Wednesday, 23 August 2023

In Search of The Rainbow’s End







“All of a sudden, Heather snapped into gear and I saw a forceful side to her I had never seen before. We had known each other about a year, during which time she played a major part in helping my understanding of Bambs’s condition. Having seen her own Mother consumed by similar problems, her knowledge of Psychology and Family Dynamics often made me feel very uncomfortable

Although outwardly soft and gentle, her quiet conviction that Bambs might just drown in a sea of Other People’s beliefs about her, including my own, was definitely not what I wanted to hear. She could also see me struggling with Thoughts of pulling Bambs back into the comparative safety of my own somewhat water-logged environment. 

In my endeavours 
to sort all this out
both Women 
had become invisible.”





“Leading psychologist Alice Miller speaks about the need for all children to have an adult witness to the hurts or injustices of their lives. Without this support, the unbearable loneliness compels us to put a lid on our feelings, repress all memory of the trauma and idealise those who inflicted the abuse; like all children, we need to look up to and have the respect of those who care for us. Thus dissociated from the original cause, feelings of anger, helplessness and despair eventually find expression in destructive acts against others (Dr Miller cites criminal behaviour, mass murder and rape as typical), or against themselves (alcoholism, drug addiction, prostitution, psychic disorders and suicide).

She then goes on to say that if mistreated children are not to become like this, it is essential that at least once in their life they come in contact with someone who knows, beyond a shadow of a doubt, that the environment - not the helpless child - is at fault.

'In this regard,' she said, 'knowledge or ignorance on the part of Society can be instrumental in either saving or destroying a life.’



“Over the months, there had been a number of occasions when I seriously considered shelving the whole book idea; it was proving far too painful at times. But after the somewhat unusual encouragement that concluded the last chapter, I no longer had any real choice. I had to continue. It had also occurred to me that either Betty or Herbie could be the real source of such a message, but it didn't really matter : living or dead, I was being given genuine encouragement by people who cared.

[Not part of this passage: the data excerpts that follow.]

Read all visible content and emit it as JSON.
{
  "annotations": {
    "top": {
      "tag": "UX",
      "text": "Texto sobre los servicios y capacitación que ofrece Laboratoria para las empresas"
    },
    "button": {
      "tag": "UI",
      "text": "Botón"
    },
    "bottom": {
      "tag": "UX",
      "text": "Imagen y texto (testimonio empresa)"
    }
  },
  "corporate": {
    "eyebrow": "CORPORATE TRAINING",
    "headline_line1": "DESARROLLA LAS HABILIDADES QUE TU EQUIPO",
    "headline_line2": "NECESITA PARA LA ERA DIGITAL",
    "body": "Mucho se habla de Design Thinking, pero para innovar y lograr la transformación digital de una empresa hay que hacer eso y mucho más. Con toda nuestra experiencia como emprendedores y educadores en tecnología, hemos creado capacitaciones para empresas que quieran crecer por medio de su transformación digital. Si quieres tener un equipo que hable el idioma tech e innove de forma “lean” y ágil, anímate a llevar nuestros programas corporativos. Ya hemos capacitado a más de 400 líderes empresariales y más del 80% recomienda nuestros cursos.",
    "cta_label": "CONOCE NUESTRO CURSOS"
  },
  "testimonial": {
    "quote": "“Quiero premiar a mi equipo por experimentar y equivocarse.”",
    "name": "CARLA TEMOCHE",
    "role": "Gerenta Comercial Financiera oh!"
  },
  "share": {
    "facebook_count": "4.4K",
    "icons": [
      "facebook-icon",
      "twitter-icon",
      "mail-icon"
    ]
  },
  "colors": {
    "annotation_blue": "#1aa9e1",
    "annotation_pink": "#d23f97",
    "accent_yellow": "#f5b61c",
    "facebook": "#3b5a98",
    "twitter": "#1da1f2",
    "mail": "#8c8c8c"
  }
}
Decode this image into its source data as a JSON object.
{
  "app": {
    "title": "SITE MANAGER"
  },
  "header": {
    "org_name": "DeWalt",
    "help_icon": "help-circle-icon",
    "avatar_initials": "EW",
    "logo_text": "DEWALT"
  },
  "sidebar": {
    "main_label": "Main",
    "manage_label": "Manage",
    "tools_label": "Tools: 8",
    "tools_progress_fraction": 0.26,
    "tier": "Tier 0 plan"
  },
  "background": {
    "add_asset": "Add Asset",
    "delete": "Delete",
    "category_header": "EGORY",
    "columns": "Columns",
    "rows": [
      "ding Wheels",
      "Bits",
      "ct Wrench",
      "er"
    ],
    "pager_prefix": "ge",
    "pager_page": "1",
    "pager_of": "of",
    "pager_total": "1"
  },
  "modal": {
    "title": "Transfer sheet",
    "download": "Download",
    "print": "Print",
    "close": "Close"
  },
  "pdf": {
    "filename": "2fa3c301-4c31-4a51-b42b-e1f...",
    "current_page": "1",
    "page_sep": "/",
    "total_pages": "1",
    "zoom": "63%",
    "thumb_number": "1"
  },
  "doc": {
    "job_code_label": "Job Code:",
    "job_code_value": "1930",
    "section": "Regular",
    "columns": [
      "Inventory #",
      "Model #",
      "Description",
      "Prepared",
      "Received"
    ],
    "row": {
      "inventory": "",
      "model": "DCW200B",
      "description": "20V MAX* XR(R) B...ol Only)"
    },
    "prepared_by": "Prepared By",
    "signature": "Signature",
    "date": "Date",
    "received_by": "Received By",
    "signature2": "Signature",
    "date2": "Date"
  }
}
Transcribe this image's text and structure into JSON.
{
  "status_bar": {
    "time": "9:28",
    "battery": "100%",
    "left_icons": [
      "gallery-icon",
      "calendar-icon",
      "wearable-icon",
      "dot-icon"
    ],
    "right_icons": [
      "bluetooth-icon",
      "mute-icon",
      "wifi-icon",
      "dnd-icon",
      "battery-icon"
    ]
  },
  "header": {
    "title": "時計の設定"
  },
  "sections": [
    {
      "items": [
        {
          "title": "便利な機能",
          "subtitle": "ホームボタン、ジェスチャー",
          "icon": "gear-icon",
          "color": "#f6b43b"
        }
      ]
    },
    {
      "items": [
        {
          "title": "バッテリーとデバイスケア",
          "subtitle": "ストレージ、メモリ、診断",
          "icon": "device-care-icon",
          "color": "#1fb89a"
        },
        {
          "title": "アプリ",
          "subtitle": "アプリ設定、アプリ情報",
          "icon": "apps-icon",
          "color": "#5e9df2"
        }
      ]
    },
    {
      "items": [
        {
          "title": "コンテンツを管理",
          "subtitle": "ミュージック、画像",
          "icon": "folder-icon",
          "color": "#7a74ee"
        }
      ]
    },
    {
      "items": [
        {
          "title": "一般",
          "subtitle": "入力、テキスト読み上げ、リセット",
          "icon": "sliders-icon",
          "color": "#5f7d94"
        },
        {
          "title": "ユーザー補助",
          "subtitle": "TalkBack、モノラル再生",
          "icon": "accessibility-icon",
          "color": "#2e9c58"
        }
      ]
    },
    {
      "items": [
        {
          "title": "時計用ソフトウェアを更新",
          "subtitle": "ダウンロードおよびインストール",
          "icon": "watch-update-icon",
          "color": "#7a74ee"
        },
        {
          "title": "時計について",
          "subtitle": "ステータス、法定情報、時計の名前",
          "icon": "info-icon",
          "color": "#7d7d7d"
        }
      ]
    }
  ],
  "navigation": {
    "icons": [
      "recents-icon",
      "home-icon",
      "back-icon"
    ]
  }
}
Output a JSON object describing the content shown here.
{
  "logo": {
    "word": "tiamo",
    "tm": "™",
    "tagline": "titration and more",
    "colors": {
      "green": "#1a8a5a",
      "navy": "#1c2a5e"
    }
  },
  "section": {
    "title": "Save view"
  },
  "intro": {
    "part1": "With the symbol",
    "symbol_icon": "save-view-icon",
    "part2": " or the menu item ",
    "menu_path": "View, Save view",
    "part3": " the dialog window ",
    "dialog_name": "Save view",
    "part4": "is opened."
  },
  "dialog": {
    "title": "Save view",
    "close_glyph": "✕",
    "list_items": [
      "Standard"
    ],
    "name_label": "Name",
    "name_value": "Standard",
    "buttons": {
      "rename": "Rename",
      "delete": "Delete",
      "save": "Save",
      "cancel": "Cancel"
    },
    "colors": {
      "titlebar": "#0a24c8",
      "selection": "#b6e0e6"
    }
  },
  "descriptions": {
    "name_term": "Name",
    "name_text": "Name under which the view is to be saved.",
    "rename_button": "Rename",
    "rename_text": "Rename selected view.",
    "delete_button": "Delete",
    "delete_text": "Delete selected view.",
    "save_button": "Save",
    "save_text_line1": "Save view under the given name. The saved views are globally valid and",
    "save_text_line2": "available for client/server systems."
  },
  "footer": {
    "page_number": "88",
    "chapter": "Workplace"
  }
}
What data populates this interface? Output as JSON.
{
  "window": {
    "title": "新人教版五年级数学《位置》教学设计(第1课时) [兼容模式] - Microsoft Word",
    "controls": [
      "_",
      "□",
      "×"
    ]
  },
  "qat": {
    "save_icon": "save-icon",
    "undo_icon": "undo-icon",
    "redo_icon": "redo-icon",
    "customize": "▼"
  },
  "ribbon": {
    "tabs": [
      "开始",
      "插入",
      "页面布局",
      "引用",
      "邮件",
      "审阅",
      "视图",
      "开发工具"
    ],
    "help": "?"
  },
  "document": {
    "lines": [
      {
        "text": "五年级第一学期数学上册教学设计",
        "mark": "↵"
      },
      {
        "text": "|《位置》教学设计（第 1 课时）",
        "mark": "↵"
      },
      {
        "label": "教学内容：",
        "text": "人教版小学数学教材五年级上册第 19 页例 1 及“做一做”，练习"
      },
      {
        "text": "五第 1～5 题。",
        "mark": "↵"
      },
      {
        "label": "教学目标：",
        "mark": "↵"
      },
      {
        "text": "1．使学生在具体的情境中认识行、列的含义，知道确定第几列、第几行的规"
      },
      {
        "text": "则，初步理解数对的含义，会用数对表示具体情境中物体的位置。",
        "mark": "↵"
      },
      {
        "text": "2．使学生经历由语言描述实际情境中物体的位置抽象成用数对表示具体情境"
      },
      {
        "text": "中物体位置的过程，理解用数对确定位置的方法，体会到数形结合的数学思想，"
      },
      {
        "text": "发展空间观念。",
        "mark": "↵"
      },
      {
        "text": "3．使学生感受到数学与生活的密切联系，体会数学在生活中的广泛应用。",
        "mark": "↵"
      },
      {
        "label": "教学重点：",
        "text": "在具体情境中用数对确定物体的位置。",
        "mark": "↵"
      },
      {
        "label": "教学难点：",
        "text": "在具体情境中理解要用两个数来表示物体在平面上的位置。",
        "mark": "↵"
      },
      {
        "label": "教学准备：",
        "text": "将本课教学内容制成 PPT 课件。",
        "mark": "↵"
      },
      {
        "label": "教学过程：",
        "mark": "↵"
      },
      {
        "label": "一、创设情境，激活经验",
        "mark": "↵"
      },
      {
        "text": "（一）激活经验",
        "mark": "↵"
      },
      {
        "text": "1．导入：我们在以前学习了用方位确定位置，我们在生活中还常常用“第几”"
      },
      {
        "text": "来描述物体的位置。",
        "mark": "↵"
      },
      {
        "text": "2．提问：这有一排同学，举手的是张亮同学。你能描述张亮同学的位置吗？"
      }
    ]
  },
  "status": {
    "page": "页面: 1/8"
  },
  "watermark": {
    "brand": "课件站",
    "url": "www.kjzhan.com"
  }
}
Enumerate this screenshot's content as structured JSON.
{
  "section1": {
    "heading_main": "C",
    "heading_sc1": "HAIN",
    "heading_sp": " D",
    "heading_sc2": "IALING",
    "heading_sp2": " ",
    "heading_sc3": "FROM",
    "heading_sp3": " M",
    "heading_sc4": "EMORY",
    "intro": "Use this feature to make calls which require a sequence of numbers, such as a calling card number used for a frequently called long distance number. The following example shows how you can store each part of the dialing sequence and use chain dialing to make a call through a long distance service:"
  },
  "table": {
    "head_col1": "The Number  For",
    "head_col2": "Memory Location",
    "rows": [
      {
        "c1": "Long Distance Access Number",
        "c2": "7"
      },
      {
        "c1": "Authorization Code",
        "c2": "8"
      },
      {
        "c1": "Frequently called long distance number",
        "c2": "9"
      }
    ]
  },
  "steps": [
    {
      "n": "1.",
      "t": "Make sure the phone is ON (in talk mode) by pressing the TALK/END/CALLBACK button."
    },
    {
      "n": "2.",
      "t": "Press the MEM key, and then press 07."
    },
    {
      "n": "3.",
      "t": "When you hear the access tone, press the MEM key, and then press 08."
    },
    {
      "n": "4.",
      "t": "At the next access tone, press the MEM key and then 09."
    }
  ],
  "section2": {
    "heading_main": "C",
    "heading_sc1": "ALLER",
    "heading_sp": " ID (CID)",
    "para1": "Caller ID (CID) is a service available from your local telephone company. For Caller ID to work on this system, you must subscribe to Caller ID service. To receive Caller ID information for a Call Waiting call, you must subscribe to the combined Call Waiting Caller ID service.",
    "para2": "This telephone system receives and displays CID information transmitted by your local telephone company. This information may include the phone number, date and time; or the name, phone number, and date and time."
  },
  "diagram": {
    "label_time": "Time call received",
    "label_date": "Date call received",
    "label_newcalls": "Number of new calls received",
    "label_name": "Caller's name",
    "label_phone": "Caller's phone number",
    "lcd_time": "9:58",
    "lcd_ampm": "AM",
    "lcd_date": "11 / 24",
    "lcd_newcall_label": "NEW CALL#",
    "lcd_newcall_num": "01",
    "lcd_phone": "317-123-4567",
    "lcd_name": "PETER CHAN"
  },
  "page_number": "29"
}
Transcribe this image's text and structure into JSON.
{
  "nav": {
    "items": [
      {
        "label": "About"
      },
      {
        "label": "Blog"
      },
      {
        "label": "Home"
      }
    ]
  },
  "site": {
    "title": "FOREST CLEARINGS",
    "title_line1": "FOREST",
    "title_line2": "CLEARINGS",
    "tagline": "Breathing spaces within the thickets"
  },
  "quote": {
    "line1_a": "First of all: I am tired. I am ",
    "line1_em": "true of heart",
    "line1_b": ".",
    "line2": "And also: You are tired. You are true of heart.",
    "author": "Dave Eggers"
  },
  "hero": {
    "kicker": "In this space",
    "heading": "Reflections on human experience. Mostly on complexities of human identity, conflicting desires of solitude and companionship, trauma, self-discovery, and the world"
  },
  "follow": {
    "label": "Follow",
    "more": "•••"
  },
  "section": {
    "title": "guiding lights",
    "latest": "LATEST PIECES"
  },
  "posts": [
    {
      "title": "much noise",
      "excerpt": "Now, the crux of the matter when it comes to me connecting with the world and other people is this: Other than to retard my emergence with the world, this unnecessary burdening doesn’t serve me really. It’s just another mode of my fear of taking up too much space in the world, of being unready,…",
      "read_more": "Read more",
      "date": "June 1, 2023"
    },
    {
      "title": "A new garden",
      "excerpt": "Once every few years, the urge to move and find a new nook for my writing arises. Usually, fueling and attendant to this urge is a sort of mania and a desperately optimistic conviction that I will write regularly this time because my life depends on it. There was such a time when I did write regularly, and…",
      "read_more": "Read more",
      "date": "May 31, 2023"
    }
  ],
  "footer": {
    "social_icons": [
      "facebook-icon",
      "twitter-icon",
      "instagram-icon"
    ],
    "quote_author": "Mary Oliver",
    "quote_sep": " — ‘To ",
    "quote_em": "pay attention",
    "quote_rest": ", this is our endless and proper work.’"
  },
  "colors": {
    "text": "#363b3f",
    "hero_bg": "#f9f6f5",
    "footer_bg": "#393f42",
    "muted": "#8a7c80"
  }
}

Well, the book, like many aspects of this strange journey, took a long time to find its present form and the light of day. I now stand as a very different person to the one who walked out of Betty's house towards a murder trial. And like the book, which has existed in numerous forms, I have gone through many transitions since then. I had also reached a point in the journey where I was to discover there were many different tunnels to explore, all of them in my own psyche; tunnels that interlinked in strange and diverse ways.

But like Theseus with Ariadne's 'magical thread', there was still only one route to follow : the one which led to the centre of the Labyrinth, to the monster that lurked therein; to my own Shadow, as Carl Jung described it. I didn't know, then, where I was heading, but something in me knew that if I didn't go in to meet that unknown creature, 'It' would eventually come out to find me.

This was brought to the fore, I realise now, by my impending confrontation with Jeremy at his trial - not that I was required to speak to him, but I still had no wish to see him.

I was afraid of the feelings it might bring up in me. I was still very much in denial on very many levels: denial about the deaths and the brutal reality of them, but also of my own murderous feelings, especially towards Jeremy. As 'a nice guy' this did not sit too well with my own self-image: he, Jeremy, did things like that, not me!


In Chetwynd's Dictionary of Symbols, The Shadow, which is the opposite unconscious counterpart of the Ego (what I have described as 'my own self-image), is defined as the 'modern psychological name for an ancient symbolic figure, the embodiment and epitome of all that is most vicious, brutal and vile in the human character. It is also made up of all those parts of ourselves that we would much rather not know about, or indeed want others to see; all those parts that cause us to feel embarrassed, uncomfortable or ashamed. In that sense The Shadow is not necessarily bad. It only gets in the way if it is ignored.

For example, the very serious person, who has never been allowed to have fun or be reckless, may have a very joyful Shadow; one which, if ignored, might come out as The Trickster another Shadow character) and tip that person into situations where they suffer an attack of uncontrollable giggles when absolute seriousness is required. That is The Shadow at work. Another symbolic example might be the fairy-tale queen who is no longer considered the most beautiful and becomes, instead, the witch. Snow White comes to mind as a perfect metaphor for the drama between Bambs and her adoptive mother. They seemed to be a direct manifestation of each other's Shadow.

In its more dangerous aspect, the Shadow might become manifest in the gentle person who has never been allowed to show their anger, has been shamed by any display of it; the person who, pushed or prodded once too often, loses control and explodes with terrible consequences. Prisons, I have since discovered, are full of them. That was the danger with me.

In Jeremy's case, there was something else in action, something slightly different, connected to morality - or rather, to its negative counterpart - as well as anger. His justifiable hatred of moralistic chastisement, amongst other things, had gone so deep it would seem to have invoked the very embodiment of Darkness-Itself. From his perspective, The Family would represent to him everything alien to his survival; his own Shadow.